Canada CPI Preview: Forecasts from five major banks, another jump in inflation
18.09.2023, 14:59

Canada CPI Preview: Forecasts from five major banks, another jump in inflation

Statistics Canada will release August Consumer Price Index (CPI) data on Tuesday, September 19 at 12:30 and as we get closer to the release time, here are the forecasts by the economists and researchers of five major banks regarding the upcoming Canadian inflation data.

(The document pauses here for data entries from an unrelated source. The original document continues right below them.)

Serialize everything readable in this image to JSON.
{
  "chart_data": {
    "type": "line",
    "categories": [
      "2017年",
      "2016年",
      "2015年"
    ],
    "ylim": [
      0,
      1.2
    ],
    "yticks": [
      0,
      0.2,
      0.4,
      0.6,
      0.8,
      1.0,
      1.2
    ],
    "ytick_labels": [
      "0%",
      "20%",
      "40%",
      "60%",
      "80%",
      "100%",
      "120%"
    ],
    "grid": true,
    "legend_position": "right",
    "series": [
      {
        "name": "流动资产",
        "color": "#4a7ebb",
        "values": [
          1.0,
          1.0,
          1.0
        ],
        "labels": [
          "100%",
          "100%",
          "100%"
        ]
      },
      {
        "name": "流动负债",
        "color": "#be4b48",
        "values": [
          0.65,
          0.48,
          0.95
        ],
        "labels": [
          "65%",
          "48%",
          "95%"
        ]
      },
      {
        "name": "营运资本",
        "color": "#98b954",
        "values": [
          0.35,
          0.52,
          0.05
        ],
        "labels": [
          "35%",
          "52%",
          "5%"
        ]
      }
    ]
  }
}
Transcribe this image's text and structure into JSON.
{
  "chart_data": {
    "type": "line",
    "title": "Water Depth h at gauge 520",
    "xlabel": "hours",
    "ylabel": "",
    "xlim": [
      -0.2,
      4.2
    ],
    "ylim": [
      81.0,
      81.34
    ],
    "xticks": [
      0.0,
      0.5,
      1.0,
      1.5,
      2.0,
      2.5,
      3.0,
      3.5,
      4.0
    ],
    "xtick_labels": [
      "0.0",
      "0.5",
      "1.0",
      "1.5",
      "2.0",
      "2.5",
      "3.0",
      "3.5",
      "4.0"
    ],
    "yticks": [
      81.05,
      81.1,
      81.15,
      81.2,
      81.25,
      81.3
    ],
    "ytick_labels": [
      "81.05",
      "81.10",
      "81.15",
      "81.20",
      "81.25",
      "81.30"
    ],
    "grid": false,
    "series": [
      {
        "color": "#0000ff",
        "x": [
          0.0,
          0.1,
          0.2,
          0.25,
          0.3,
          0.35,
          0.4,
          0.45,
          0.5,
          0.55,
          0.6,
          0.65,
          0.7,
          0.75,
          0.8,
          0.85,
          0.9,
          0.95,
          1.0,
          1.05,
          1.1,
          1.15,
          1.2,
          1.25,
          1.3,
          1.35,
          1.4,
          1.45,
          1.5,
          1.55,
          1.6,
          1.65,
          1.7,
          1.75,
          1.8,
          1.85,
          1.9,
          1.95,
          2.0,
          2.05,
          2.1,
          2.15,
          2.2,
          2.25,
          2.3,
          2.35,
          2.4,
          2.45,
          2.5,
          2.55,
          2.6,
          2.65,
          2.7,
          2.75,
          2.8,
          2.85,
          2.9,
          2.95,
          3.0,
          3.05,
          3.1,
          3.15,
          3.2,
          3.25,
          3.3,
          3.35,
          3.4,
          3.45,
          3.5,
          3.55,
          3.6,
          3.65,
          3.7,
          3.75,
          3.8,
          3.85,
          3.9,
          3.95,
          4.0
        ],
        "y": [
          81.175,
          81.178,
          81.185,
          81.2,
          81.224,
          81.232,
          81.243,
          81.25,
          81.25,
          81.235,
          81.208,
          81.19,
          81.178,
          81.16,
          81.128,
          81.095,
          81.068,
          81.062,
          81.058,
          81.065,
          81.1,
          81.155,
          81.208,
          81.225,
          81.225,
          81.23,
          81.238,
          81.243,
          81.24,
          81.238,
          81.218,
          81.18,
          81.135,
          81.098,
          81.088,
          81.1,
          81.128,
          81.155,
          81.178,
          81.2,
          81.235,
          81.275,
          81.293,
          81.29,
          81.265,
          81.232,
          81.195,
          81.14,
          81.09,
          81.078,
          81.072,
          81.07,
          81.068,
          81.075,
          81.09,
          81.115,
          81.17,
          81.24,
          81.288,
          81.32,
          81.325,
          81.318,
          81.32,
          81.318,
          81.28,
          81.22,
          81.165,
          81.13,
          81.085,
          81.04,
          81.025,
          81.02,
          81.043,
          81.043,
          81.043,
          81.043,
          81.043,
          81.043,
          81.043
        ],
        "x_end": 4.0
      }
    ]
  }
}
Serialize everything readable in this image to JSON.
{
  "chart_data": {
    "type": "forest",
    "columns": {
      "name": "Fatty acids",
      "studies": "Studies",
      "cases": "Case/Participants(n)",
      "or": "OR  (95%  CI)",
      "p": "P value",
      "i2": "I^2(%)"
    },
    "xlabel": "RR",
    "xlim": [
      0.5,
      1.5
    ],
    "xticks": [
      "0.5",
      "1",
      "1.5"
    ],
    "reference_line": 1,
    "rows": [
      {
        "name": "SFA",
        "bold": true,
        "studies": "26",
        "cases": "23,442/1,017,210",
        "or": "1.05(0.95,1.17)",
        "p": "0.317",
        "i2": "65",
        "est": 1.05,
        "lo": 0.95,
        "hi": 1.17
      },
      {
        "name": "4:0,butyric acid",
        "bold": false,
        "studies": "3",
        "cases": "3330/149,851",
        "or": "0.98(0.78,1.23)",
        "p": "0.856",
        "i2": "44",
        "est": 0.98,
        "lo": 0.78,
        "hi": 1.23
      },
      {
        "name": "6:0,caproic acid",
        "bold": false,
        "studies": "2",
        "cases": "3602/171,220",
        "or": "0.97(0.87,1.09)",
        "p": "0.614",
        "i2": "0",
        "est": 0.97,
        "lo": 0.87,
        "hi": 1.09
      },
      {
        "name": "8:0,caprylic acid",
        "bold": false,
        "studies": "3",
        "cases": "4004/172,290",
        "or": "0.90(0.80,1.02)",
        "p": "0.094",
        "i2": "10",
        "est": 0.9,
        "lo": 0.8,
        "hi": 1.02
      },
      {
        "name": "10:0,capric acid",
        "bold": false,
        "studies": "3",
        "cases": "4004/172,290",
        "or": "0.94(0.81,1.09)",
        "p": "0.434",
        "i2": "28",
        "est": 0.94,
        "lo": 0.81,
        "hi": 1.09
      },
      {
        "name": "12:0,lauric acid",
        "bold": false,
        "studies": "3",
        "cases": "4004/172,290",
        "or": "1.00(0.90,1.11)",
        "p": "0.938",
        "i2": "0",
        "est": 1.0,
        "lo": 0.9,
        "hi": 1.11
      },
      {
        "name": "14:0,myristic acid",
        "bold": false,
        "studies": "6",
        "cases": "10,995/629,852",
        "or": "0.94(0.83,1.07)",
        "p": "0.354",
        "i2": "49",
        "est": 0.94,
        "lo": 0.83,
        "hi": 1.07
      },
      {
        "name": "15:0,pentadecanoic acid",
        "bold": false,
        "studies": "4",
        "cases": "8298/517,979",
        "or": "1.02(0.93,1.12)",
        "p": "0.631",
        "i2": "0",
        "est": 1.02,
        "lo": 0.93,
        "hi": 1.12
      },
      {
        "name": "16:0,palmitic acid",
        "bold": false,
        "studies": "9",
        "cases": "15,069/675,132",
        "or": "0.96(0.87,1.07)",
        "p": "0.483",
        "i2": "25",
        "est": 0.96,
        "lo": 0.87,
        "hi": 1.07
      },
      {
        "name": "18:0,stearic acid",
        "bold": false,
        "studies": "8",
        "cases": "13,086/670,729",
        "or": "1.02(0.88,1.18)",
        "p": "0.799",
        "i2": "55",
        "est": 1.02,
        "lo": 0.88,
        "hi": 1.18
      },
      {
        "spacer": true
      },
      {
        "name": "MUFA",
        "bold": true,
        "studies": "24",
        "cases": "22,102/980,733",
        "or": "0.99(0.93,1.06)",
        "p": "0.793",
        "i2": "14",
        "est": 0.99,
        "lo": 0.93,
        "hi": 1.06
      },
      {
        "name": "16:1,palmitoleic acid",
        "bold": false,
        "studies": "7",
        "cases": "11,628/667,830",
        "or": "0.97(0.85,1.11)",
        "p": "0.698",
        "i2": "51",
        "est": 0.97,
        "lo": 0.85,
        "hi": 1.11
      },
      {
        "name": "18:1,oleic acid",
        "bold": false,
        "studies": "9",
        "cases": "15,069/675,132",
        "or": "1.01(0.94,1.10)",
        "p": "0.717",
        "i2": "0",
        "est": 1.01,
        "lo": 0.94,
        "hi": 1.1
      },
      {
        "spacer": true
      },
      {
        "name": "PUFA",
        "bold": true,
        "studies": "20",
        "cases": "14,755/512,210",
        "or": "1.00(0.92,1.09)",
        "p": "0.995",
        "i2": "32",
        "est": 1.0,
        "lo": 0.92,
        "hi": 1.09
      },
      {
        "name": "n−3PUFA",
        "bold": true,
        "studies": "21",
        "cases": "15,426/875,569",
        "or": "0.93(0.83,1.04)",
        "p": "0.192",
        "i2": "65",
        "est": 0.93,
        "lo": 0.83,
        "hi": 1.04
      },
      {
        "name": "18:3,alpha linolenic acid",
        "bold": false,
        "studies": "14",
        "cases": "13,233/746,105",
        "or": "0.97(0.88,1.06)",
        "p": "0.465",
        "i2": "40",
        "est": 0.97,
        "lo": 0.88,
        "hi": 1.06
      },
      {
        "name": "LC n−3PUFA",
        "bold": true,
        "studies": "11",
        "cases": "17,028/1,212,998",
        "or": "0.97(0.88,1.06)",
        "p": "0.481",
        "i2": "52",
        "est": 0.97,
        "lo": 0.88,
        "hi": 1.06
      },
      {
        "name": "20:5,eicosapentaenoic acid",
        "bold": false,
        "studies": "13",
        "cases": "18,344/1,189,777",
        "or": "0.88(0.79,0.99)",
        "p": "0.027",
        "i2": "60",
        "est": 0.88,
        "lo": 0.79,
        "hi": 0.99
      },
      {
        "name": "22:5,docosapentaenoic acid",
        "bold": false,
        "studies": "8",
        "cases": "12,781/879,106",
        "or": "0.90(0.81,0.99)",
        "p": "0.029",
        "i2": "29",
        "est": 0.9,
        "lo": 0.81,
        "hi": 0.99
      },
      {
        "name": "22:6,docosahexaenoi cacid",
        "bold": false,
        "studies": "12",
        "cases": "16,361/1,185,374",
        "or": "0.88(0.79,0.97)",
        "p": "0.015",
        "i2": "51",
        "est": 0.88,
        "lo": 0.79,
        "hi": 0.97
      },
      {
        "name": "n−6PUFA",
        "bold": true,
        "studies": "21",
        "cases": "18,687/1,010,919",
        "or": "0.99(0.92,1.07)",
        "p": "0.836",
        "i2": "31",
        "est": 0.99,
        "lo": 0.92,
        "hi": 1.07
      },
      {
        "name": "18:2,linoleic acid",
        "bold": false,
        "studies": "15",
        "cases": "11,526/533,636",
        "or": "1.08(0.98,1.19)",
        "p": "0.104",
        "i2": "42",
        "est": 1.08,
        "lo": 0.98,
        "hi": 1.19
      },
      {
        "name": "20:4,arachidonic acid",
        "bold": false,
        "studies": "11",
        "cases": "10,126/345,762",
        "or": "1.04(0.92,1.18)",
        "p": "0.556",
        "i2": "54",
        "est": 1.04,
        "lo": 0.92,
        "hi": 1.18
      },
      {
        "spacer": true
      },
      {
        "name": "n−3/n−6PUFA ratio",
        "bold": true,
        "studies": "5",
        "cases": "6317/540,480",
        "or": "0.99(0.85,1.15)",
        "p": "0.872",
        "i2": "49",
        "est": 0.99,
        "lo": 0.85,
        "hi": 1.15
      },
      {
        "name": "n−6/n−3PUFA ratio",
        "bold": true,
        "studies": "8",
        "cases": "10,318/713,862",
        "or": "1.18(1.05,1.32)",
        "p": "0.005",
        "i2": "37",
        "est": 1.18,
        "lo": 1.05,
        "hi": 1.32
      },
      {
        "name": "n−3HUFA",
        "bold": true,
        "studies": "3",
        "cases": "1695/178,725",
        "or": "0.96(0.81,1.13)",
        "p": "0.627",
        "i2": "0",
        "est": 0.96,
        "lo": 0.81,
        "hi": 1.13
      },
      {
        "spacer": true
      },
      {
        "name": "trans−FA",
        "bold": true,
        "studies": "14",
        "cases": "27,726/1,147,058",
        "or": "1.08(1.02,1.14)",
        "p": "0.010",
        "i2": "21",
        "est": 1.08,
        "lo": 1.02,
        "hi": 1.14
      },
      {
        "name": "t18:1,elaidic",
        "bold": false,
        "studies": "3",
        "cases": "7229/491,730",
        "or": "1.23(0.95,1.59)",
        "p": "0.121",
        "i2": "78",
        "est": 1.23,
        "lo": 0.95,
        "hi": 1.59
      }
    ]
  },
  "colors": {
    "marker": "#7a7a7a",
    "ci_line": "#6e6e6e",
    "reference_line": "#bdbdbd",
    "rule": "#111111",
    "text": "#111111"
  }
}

Headline inflation is expected at 3.8% year-on-year vs. 3.3% in July. If so, headline would accelerate for the second straight month to the highest since April and further above the 2% target. On a monthly basis, CPI is seen at 0.2% vs. the prior release of 0.6%.

RBC Economics

Higher energy prices will push headline price growth higher. We expect a 3.7% YoY rate in August, up from 3.3% in July. The BoC’s preferred core measures may tick higher on a YoY basis due to soft year-ago ‘base effects’ (the month-over-month increase in those measures a year ago was relatively small). But it’ll be more focused on the recent three-month average growth rate for the ‘median’, ‘trim’, and trim services ex-shelter (sometimes called ‘super core’) measures. All of these are still ‘sticky’ at rates above the top end of the BoC’s inflation target. But we continue to expect signs of softening in the economy to spill over into softer price growth over the remainder of the year – preventing additional BoC interest rate hikes.

NBF

An increase in gasoline prices could have translated into a 0.2% increase in the CPI in August (before seasonal adjustment). If we’re right, the 12-month rate of inflation should come up from 3.3% to a 4-month high of 3.8%. Similarly to the headline print, the core measures preferred by the Bank of Canada should increase in the month, with CPI-med likely moving from 3.7% to 3.8% and CPI-trim from 3.6% to 3.7%.

Citi

We expect a solid 0.4% MoM increase in headline CPI in August, with base effects implying the YoY reading climbs to 4.1%. Part of the strength in August will be due to further increases in energy prices. A pick-up in mortgage costs with higher interest rates should help support shelter prices. However, the most substantial upside risks to CPI in August are likely to be due to various service prices. The most important elements of August inflation data will be the core inflation measures. The three-month run rate of core inflation has been stably in a 3.5-4% range for a year, implying that annual measures will also remain around this range in August. Higher three-month inflation would understandably increase the chance of further BoC rate hikes, possibly as soon as October.

CIBC

The jump in oil prices that saw consumers paying more at the pump in August will be behind a likely 0.2% MoM NSA advance in the total CPI in that month. That would boost the annual rate of inflation to 3.8%, magnified by a weak year-ago reading falling out of the calculation. Higher gas prices will have left less money for spending elsewhere, and weaker demand could have prevailed in categories outside of food and energy, leaving 12-month ex. food and energy prices at 3.4%, and validating the Bank of Canada’s hold in September.

TDS

We look for headline CPI to rise by 0.2% MoM in August as inflation jumps 0.5pp to 3.8% from a combination of base effects and higher energy prices. Gasoline and other energy products will contribute ~0.2pp on the month or 0.1pp on a year-ago basis, with the latter improving from a 0.6pp drag in July. Setting aside the impact of higher energy prices, we expect the August report to show modest progress on the path to 2%. Seasonal headwinds should hold food prices to a minor increase, and we also look for another muted performance across core goods as households pare back discretionary spending. However, these improvements are unlikely to translate into softer core inflation pressures with CPI-trim/median expected to edge 0.05pp higher to 3.7% YoY (+0.1pp for CPI-trim). This would leave 3m rates of core inflation to persist in their recent (3.5-4.0%) range, although our forecast would see the ex. food/energy measure edge lower by 0.1pp to 3.3% YoY.